Kawasaki, dopo aver vinto titolo piloti e costruttori in Superbike, punta sulle Sport Tourer e lancia le nuove Ninja H2 SX ed SX SE con motore sovralimentato di derivazione H2, ma rimappato ed addolcito per un migliore uso sulle strade di tutti i giorni. Per chi invece prova nostalgia per i modelli classici della casa giapponese ecco altre due importanti novità: Z900 RS, naked che ricalca linee e colori della mitica 900Z1 bialbero del 1972, e Z900 RS Cafè, stupenda nel classico verde Kawasaki e con cupolino sul fanale anteriore in perfetto stile vintage.

Suzuki si prende un anno di pausa dopo aver rinnovato la Supersportiva GSX-R lo scorso anno e raffina la sua gamma con modifiche di dettaglio, ad eccezione della nuova versione X della media SV.

Le case europee puntano al fuoristrada

BMW e Triumph cavalcano il successo della moda fuoristrada e aggiornano le proprie moto off-road.

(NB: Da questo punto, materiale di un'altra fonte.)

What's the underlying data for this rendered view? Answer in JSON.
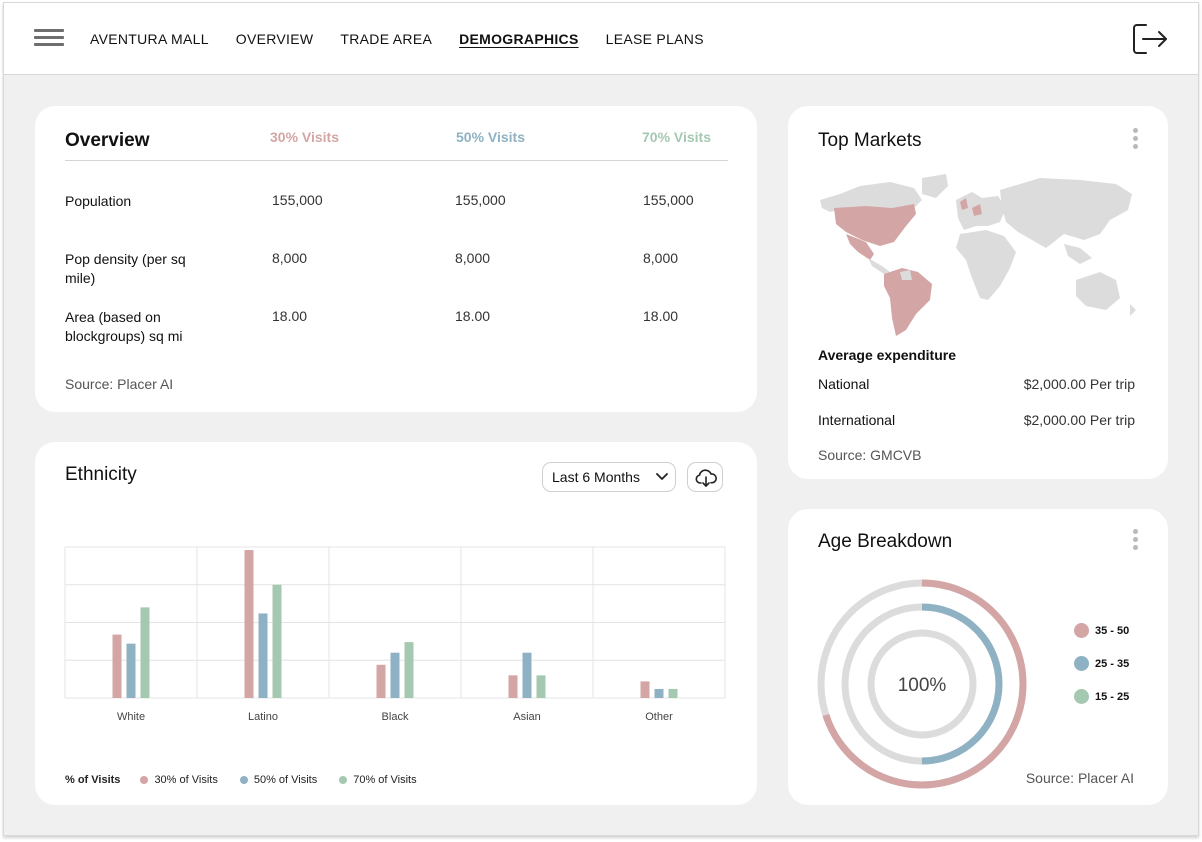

Per la casa tedesca è tempo di presentare la nuova “piccola” F 850 GS, dotata del collaudato bicilindrico parallelo, portato da 798 e 853 cc. La moto è tutta nuova, anche a livello di telaio, per adattarla al meglio all’utilizzo off road e provare a contrastare il successo commerciale dell’Africa Twin. Per entrare in concorrenza con la Gold Wing della casa alata ecco la K1600 Grand America, elegante moto da viaggio derivata dalla Bagger.

Da Triumph arrivano aggiornamenti alla gamma Tiger, sia in versione 800 che 1200, segno che anche dall’Inghilterra si guarda con attenzione al settore delle maxi-enduro. Per il resto della gamma di classiche e naked sportive vengono riviste in allestimenti e varianti cromatiche.

KTM ha il fuoristrada nel proprio DNA e così, per soddisfare la grande richiesta da parte dei suoi clienti che volevano una moto più leggere delle grosse Adventure da oltre 1000 cc, la casa austriaca presenta il bellissimo prototipo 790 Adventure R, equipaggiato da un motore bicilindrico parallelo che potrebbe erogare circa 100 CV. Una moto bella e tutta dedicata al fuoristrada anche impegnativo, con cerchio anteriore da 21” e sospensioni a lunga escursione.